Il bâilla, étira ses bras en arrière selon la méthode Muller, décolla de son dos sa chemise que trempait la rosée abondante des aubes de juin, se peigna de ses dix doigts, et sourit vaguement aux nues, roses encore, du ciel couleur de lait bleuâtre. Une pique de feu rouge perçait la haie, à ras de terre, dénonçant le soleil levé.

– Que c’est beau !

Pensivement, il mit sa joue dans sa main et tressaillit en touchant une barbe de cinq jours... non, quatre... Lundi, mardi, mercredi, jeudi, vendredi... Une barbe de cinq jours. Depuis cinq jours, un corps de femme, abattu sur le tapis et comme cassé par le milieu, était terriblement immobile, chez lui, rue d’Aumale...

Il étendit les jambes. Ses souliers de tennis enduits de poussière, d’eau séchée et de bouse, avaient vieilli en quatre jours, et l’une des semelles de caoutchouc se fendait. Le pantalon de flanelle (l’un gris très clair, les chaussettes de fil blanc, la chemise de cellular, tout le costume sportif, en quatre jours, devenait une défroque mitraillée de taches, zébrée de vert végétal. Le veston, roulé en boudin, noué d’une corde, servait d’oreiller la nuit, et contenait quelques centaines de francs, – l’argent de poche que Pierre Lasnier possédait à l’heure du crime – plus une montre.

Des chevaux à l’entrave firent tinter leurs chaînes de pieds et hennirent vers une ferme invisible. Des hirondelles jaillirent d’un point caché et inépuisable et couvrirent le pré d’un réseau de cris longs et sifflants. Le vent apporta des meuglements, un bruit plein et harmonieux qui devait être celui d’une chute d’eau ; un petit gardeur de bêtes, au loin, chanta comme un muezzin, et la clarté du jour se haussa d’un ton vers le jaune.

Pierre Lasnier, homme des villes, se laissa gagner par la mansuétude.

– Ah ! la campagne... C’est la belle vie !...

Il se reprit, mentalement, pour dire : « C’était la belle vie... » et s’aperçut qu’il parlait de toutes choses au passé, maintenant...

– J’aurais aussi bien pu la laisser vivre, cette petite. Mais, à Paris, on est si nerveux... C’est vrai qu’elle m’ennuyait bien, et depuis trop longtemps.

Il baissa le front, assombri par le souvenir de sa maîtresse insupportable, assourdi encore par tant de menaces, de jalousie, de paroles, de reproches, par cette méchanceté d’insecte qui ignorait la crainte et le repos. Il revit le geste qui avait changé ses mains égarées en mains criminelles, et le corps plié en deux sur le tapis, et l’attente dans la garçonnière, aux volets clos ; la fuite à l’heure favorable où la femme de chambre du premier étage demandait le cordon et conduisait, jusqu’au trottoir d’en face, un beau garçon aux pantoufles muettes.

– J’ai été bête, pensa Pierre Lasnier. J’aurais dû courir au commissariat, dire : « Voilà. Elle avait un si sale caractère... Nous nous sommes disputés pour la millième fois.
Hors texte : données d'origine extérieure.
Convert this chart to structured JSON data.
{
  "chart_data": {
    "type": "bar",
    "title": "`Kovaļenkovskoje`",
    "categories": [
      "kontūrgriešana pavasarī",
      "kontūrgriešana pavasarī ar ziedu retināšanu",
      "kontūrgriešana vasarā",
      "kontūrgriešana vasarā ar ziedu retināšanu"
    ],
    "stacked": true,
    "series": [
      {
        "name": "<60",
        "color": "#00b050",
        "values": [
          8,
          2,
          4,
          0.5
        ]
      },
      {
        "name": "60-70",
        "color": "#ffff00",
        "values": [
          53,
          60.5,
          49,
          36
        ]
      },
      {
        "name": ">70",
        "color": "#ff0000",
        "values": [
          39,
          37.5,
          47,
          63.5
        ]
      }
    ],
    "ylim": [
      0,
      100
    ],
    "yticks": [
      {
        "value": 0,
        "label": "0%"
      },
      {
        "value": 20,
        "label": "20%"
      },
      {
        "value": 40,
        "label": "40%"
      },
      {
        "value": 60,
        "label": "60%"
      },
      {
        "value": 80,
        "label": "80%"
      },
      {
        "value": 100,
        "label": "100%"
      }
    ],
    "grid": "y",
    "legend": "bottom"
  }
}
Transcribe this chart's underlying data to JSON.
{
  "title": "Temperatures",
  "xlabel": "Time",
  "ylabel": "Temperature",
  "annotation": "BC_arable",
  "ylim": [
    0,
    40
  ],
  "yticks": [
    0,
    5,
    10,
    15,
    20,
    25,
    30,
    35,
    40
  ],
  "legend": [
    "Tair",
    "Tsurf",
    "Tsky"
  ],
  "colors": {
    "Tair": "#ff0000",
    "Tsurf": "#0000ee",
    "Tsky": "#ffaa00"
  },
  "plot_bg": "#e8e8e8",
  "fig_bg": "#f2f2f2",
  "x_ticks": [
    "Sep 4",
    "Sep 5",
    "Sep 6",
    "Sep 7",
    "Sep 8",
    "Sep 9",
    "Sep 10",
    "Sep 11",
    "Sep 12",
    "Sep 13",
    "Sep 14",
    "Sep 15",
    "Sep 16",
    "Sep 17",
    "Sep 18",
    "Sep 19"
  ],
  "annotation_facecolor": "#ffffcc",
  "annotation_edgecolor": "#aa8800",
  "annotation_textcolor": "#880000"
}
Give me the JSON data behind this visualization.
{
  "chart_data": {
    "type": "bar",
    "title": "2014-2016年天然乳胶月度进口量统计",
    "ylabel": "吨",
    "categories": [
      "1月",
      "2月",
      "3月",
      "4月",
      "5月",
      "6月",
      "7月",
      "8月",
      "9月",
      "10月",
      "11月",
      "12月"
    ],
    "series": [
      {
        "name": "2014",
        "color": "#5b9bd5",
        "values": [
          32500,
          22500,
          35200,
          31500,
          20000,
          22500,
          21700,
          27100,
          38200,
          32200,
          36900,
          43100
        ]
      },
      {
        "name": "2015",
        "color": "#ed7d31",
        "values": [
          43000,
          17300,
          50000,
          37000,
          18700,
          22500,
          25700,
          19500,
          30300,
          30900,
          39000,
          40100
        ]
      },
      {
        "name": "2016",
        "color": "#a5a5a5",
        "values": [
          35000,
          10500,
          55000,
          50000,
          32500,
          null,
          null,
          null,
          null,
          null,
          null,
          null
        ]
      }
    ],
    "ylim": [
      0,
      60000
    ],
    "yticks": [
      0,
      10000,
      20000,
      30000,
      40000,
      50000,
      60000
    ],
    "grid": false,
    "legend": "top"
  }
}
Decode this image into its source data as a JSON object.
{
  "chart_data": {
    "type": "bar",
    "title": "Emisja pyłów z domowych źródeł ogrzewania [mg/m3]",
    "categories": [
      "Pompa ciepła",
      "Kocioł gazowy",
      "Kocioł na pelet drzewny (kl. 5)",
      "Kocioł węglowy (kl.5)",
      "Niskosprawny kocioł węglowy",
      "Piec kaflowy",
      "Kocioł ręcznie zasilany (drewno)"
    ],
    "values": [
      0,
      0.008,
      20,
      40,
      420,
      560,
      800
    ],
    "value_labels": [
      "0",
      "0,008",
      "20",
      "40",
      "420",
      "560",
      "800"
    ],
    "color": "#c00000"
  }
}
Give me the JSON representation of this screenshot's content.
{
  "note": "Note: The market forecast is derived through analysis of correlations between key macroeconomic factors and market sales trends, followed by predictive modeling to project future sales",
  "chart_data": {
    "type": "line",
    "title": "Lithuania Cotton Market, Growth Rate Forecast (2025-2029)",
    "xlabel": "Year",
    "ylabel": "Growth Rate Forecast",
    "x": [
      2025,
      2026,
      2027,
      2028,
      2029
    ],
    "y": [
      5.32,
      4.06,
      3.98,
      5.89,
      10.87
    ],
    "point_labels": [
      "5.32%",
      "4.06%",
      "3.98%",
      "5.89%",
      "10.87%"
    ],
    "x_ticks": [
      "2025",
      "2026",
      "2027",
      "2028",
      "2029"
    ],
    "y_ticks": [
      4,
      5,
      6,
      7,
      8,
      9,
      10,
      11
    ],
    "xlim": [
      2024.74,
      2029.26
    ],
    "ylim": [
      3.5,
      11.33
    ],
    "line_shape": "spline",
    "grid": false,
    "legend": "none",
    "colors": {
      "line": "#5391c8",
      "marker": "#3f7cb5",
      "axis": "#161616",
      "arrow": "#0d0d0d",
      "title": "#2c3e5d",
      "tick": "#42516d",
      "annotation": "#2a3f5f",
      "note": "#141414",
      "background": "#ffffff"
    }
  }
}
Je ne suis pas coupable de préméditation, ni de... de... enfin je ne suis pas méchant. Je lui donnais deux mille francs par mois. Et ce jour-là, nous n’étions venus de la campagne que pour chercher les raquettes de tennis dans ma garçonnière... » Voilà ce que j’aurais dû expliquer... À présent, ils l’ont trouvée...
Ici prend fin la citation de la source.